Astrophysicists at the University of Texas at Arlington have predicted that an Earth-like planet may be lurking in a star system just 16 light years away.
The team investigated the star system Gliese 832 for additional exoplanets residing between the two currently known alien worlds in this system. Their computations revealed that an additional Earth-like planet with a dynamically stable configuration may be residing at a distance ranging from 0.25 to 2.0 astronomical unit (AU) from the star.
According to researchers planet could maintain a stable orbit in the habitable zone of a red dwarf for more than 1 billion years is extremely impressive and demonstrates the world class capabilities of our department's astrophysics group.
Gliese 832 is a red dwarf and has just under half the mass and radius of our sun. The star is orbited by a giant Jupiter-like exoplanet designated Gliese 832b and by a super-Earth planet Gliese 832c.
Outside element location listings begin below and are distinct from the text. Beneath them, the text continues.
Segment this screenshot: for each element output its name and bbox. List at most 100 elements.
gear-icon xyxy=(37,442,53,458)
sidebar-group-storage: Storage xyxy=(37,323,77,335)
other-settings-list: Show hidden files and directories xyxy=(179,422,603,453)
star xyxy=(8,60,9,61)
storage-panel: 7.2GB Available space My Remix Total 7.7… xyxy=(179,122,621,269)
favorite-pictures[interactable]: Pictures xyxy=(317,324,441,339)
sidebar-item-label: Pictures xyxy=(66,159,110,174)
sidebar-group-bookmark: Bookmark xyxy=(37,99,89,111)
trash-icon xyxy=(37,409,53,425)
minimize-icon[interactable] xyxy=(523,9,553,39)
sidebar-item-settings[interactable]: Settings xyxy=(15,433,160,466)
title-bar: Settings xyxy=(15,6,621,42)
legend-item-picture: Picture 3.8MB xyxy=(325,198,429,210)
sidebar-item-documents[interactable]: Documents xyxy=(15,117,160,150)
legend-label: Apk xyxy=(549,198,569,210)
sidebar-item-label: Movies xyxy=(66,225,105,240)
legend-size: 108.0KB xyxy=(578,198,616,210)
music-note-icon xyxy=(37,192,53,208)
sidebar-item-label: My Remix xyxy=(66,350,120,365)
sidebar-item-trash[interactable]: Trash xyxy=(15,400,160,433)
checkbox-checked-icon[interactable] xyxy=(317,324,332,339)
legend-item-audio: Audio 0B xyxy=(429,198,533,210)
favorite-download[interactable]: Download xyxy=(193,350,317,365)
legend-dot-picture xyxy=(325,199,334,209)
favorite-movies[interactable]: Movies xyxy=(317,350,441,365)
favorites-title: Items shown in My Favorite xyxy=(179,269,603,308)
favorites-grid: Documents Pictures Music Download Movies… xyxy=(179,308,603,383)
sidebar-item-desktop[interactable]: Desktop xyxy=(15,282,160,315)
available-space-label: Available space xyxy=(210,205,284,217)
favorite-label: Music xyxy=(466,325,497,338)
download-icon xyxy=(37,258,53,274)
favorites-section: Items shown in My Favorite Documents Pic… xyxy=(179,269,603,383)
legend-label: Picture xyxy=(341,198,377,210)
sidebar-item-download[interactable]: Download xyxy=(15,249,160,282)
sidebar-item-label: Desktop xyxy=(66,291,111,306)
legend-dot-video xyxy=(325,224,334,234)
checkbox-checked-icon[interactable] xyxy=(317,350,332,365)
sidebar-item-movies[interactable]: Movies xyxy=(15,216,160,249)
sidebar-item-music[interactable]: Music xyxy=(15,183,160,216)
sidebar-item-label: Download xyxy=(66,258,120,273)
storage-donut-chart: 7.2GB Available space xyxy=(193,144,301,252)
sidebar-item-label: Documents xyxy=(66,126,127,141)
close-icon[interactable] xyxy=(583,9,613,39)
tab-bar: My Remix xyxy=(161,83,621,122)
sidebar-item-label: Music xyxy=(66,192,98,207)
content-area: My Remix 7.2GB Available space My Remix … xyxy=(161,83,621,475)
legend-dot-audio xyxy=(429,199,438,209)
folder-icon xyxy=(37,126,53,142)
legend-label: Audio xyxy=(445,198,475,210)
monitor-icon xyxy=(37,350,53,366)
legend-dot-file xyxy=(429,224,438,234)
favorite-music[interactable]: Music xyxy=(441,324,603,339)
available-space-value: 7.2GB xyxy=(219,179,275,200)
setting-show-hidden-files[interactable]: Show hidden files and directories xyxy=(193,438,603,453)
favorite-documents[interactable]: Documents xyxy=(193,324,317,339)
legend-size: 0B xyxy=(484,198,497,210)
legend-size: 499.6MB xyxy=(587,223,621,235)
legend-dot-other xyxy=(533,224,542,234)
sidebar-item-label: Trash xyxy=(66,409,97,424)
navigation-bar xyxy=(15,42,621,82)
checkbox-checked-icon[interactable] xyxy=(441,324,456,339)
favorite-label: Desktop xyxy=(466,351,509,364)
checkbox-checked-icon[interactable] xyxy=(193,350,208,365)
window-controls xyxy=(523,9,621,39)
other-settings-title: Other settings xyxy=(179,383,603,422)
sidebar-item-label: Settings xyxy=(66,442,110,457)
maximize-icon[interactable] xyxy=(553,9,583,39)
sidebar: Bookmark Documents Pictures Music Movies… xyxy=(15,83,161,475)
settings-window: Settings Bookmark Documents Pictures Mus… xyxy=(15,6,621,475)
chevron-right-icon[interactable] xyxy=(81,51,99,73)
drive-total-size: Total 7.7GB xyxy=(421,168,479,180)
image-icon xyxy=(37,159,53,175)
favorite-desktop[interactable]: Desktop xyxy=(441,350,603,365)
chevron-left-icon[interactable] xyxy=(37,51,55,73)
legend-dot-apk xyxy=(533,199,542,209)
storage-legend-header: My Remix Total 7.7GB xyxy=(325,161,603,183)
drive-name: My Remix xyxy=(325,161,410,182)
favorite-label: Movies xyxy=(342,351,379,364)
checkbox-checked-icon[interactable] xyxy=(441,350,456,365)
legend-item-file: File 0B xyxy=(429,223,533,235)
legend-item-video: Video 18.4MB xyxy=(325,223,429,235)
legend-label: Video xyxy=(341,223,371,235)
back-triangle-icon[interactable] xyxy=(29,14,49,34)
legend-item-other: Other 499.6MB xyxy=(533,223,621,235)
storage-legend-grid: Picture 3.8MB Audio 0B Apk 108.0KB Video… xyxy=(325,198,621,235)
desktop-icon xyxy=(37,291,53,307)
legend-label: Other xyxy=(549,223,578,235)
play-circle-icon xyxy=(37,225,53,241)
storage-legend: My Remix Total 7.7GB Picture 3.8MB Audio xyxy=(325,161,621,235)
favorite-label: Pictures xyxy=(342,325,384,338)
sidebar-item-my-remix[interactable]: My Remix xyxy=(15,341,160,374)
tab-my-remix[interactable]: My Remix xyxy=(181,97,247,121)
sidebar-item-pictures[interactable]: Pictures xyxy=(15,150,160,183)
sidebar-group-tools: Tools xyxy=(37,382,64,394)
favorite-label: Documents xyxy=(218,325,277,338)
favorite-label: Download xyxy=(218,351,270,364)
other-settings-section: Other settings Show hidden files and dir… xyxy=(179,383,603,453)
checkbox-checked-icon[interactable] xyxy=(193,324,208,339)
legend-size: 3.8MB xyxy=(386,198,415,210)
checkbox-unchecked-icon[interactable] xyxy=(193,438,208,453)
The gas giant with 0.64 Jupiter masses is orbiting the star at a distance of 3.53 AU, while the other planet is potentially a rocky world, around five times more massive than the Earth, residing very close its host star about 0.16 AU.
For this research, the team analyzed the simulated data with an injected Earth-mass planet on this nearby planetary system hoping to find a stable orbital configuration for the planet that may be located in a vast space between the two known planets.
Gliese 832b and Gliese 832c were discovered by the radial velocity technique, which detects variations in the velocity of the central star, due to the changing direction of the gravitational pull from an unseen exoplanet as it orbits the star. By regularly looking at the spectrum of a star and so, measuring its velocity one can see if it moves periodically due to the influence of a companion.
For instance, if the new planet is located around 1 AU from the star, it has an upper mass limit of 10 Earth masses and a generated radial velocity signal of 1.4 meters per second. A planet with about the mass of the Earth at the same location would have radial velocity signal of only 0.14 m/s, thus much smaller and hard to detect with the current technology.